Many Capacity Managers face a common pain:
Our existing Capacity Planning reports are full of information but nobody outside the Capacity Management team is able to understand them.
We learned a few key factors that make a “Capacity Planning report” (a Capacity Plan) effective.
1. Set the scenario and share assumptions
- Not everybody reads your report every day: make sure you clearly introduce it with an executive summary (most people won’t go beyond that)
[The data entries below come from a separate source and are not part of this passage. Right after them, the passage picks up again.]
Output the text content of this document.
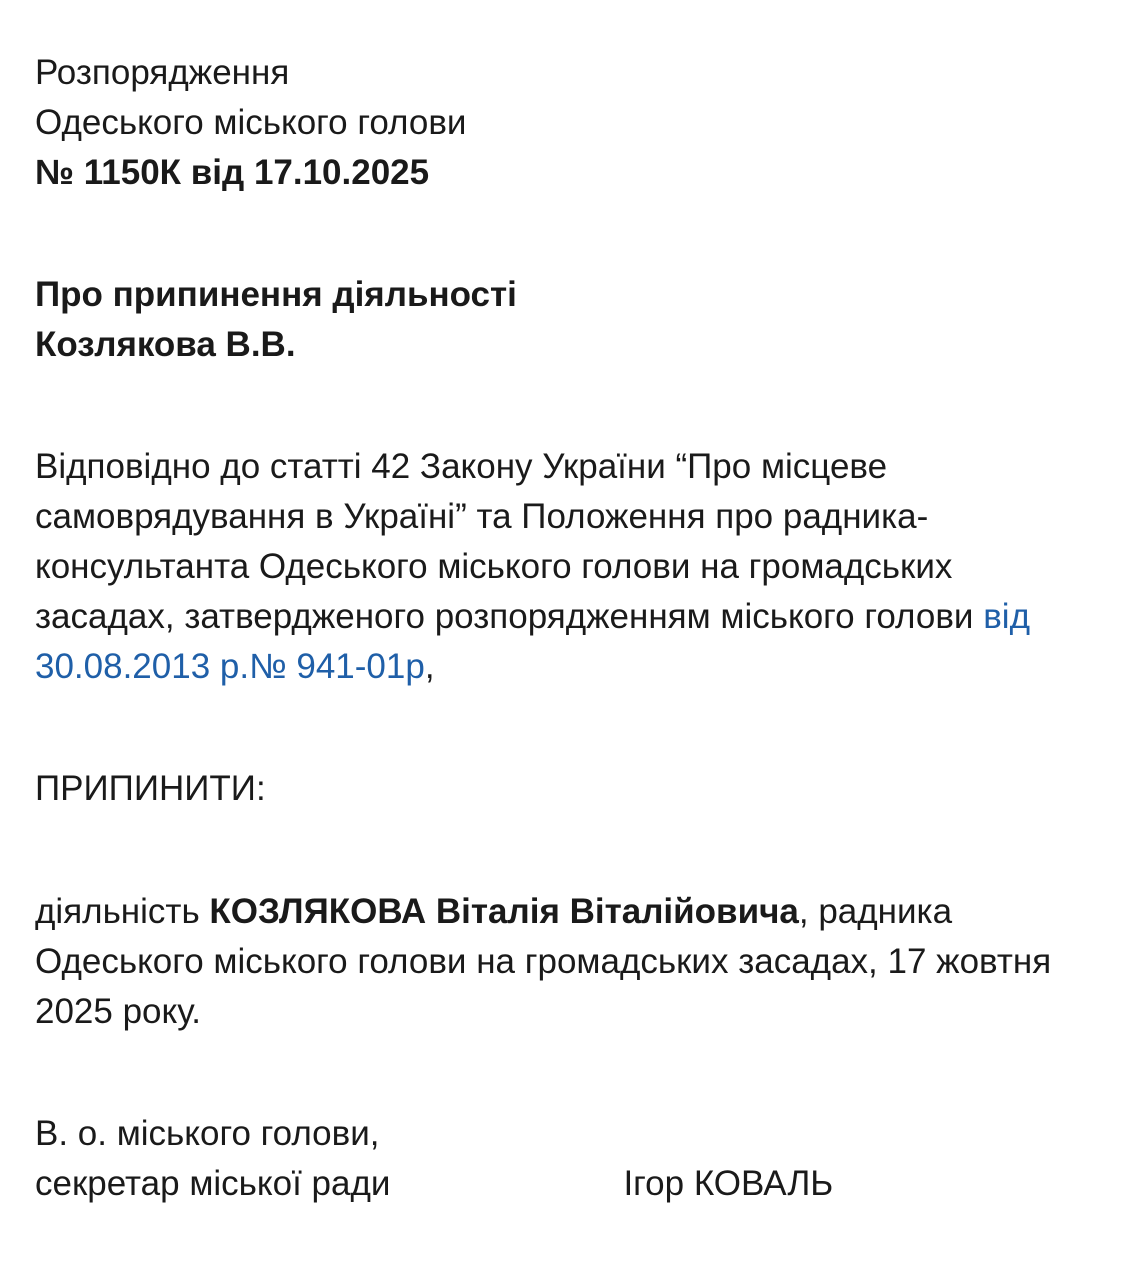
Розпорядження
Одеського міського голови
№ 1150К від 17.10.2025

Про припинення діяльності
Козлякова В.В.

Відповідно до статті 42 Закону України “Про місцеве самоврядування в Україні” та Положення про радника-консультанта Одеського міського голови на громадських засадах, затвердженого розпорядженням міського голови від 30.08.2013 р.№ 941-01р,

ПРИПИНИТИ:

діяльність КОЗЛЯКОВА Віталія Віталійовича, радника Одеського міського голови на громадських засадах, 17 жовтня 2025 року.

В. о. міського голови,
секретар міської ради	Ігор КОВАЛЬ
- Remember to clearly state hypotheses, assumptions and other relevant information
2. Minimize information and focus on bottlenecks
- Aggregate homogeneous resources into clusters: if you have 25 balanced web servers they can be represented as one single aggregate view
- Use heat maps to reduce the footprint
- Focus on resources that are either consuming the most (“Top 10 systems by Memory utilization”) or with the least available capacity (“10 SAN boxes closest to saturation”); these are almost for sure going to be your bottlenecks
3. Translate into business-like terms
Whether reporting about capacity of an IT infrastructure silo (Midrange machines, Network devices, Application Servers, etc.) or about the capacity of a service (Mobile banking, Web Portals, Mail system), the reader is probably looking for these answers:
- How many users are we able to sustain?
- How many transactions can we process on a (hourly, daily, monthly, peak) basis?
- How much can we grow before we need to increase resources?
The best way to translate your data (CPU or Memory Utilization, disk space, network bandwidth usage, number of transactions, online sessions, etc.) is correlation: everyone understands “We are currently able to sustain 1500 visits an hour” while “The peak CPU Utilization has been 76%” is too technical.
This is how:
- start analyzing your data by looking at which metric is well correlated with another (for example by using scatter plots)
- clean and filter your data to get rid of numerical outliers (for example consider only working hours 9AM-5PM so that the nightly backup is not interfering)
- keep correlating until all metrics talk a common language (for example CPU utilization of the web server cluster is well correlated to the number of web hits, which is in turn well correlated to the number of visits to your web site)
4. Statistics helps
Wipe off some dust from your college books about statistics or read specific articles like “Statistics for the Performance Analyst”. Learn to reduce as much as possible the quantity of data you display by applying the correct statistical function (for example average of CPU Utilization, 90th percentile of Response Times, standard deviation of Jitter etc).
5. Data Visualization matters
The profile of a Capacity Manager must include strong communication skills and this applies to reports too: not only quality of information but also quality of display. Create a check list based on tips found on data visualization and reporting websites such as Mike tips list and Reporting best practices.